One difficulty with the secret sharing schemes is that there is no provision for insuring that the trustees have received valid shares for each user's secret key. Indeed, when the trustees reveal their shares under a court order (say), the shares may be found to be useless because the criminal user did not provide proper shares of his or her secret key. This problem is resolved in [2], where it is shown how shares can be provided in a way so that each trustee can be assured that he or she has received a valid share of the secret key. A user who does not provide valid shares for their secret key can then be identified and excluded from the system.
A secret sharing scheme in which each trustee can be assured that he or she has a valid share of a secret is known as a Verifiable Secret Sharing (VSS) scheme. Many such schemes are known in the literature. In [5], Micali claims that a VSS scheme used in this fashion forms what he calls a Fair Public--Key Cryptosystem. Although the precise definition of a Fair PKC is not provided, Micali states that a key property of a Fair PKC is that it "cannot be misused by criminal organizations" [5]. As demonstrated by the Killian attack, however, it is clear that the Micali method for Fair PKCs can be seriously misused by criminals.
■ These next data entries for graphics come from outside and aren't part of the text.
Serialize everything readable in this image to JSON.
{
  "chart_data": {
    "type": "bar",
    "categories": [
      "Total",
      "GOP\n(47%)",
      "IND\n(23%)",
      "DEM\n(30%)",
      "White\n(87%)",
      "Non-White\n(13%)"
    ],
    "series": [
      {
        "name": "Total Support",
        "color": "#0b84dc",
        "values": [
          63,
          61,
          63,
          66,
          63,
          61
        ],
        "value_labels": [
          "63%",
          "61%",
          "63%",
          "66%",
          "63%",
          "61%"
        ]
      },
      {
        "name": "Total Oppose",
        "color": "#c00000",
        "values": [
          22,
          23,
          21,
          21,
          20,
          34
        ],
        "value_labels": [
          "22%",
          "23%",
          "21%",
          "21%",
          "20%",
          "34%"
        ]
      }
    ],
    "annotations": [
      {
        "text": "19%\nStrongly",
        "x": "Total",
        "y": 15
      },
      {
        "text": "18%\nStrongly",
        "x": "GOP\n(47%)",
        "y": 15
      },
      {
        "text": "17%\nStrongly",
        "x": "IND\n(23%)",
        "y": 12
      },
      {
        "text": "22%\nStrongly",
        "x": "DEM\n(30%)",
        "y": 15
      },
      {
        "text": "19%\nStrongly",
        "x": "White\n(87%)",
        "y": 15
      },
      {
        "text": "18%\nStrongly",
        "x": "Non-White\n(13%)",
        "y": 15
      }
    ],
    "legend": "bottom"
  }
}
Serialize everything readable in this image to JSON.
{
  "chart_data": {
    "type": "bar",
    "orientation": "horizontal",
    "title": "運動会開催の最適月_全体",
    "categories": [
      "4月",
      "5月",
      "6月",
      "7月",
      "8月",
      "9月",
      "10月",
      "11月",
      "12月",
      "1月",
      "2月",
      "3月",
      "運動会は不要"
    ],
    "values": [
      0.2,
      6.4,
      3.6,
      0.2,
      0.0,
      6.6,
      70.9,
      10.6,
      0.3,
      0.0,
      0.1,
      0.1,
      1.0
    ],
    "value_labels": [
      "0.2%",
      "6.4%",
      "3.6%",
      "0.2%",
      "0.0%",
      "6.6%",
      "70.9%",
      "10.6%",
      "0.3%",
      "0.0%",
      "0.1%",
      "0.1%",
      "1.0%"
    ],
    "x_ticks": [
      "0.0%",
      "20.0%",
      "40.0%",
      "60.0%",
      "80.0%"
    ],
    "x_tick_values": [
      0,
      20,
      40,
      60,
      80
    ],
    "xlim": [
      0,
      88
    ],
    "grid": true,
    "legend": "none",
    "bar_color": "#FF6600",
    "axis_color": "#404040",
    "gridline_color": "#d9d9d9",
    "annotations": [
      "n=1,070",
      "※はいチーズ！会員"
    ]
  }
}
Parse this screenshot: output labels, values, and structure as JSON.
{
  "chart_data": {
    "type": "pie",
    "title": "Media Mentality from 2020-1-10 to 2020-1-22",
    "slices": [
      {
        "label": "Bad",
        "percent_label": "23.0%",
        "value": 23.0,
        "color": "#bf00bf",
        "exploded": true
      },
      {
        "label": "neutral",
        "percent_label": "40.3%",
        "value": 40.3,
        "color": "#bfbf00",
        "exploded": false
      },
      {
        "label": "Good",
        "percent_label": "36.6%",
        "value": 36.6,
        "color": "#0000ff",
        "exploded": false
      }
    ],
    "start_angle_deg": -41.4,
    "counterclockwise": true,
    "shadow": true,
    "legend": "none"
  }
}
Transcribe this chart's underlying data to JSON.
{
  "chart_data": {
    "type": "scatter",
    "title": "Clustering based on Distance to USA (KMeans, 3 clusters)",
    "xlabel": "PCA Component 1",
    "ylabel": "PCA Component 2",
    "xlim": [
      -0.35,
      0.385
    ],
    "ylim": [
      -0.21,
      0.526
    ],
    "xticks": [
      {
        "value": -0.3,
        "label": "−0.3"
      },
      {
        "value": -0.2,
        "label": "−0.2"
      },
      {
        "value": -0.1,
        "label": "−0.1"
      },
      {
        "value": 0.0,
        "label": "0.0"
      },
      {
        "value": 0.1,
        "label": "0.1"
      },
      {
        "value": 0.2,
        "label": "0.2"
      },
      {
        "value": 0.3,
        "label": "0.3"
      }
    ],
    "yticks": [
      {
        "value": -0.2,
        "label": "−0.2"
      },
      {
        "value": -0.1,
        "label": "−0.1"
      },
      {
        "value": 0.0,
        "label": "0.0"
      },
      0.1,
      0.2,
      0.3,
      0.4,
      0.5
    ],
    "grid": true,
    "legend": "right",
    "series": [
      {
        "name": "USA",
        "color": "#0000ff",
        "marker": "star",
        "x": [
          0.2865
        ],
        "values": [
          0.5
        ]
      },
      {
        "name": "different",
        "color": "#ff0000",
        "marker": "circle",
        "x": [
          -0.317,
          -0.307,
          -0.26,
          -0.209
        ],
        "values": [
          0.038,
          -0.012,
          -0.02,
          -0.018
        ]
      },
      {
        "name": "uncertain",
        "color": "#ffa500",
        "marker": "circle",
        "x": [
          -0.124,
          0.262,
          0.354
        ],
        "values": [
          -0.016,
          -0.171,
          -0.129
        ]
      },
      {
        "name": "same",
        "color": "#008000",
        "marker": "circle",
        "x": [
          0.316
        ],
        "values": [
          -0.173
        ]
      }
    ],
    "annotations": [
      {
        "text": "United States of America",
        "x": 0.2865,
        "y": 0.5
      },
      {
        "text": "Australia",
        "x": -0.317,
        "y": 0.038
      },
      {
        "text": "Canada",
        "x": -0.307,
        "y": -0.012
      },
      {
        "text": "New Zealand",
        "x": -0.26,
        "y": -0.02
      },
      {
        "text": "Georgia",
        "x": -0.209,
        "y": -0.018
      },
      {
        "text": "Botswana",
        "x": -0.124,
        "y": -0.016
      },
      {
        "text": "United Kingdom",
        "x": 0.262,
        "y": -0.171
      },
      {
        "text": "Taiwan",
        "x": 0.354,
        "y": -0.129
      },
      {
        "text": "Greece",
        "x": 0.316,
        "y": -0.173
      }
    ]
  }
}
The flaw in the Micali method is derived from the fact that it is possible for a user X to choose a pair of keys (S.sub.X, P.sub.X) with the special properties that:
1) the trustees can be provided with valid shares of the secret key S.sub.X, and
2) the public key P.sub.X can be easily converted into a second public key P'.sub.X (using a published algorithm) for a second cryptosystem for which the user has also precomputed a second secret key S'.sub.X.
The criminal user can then communicate using the second cryptosystem and the second pair of keys. The central authority (with the aide of the trustees) can retrieve S.sub.X but this will not be useful in deciphering traffic encrypted with S'.sub.X. Moreover, the central authority may have no hope of discovering S'.sub.X.
This problem can be resolved by having the trustees themselves select the pair of keys for each user, as suggested in [4]. But schemes in which the trustees select the secret key for each user may leave the user with no assurance that his key has been properly generated (so as to be secure). Such a scheme would not satisfy Property 1.
It would be desirable to have a method for the selection of key pairs for individuals that protects the privacy and security concerns of law-abiding users as well as the security concerns of the central authority. That is the subject of this paper.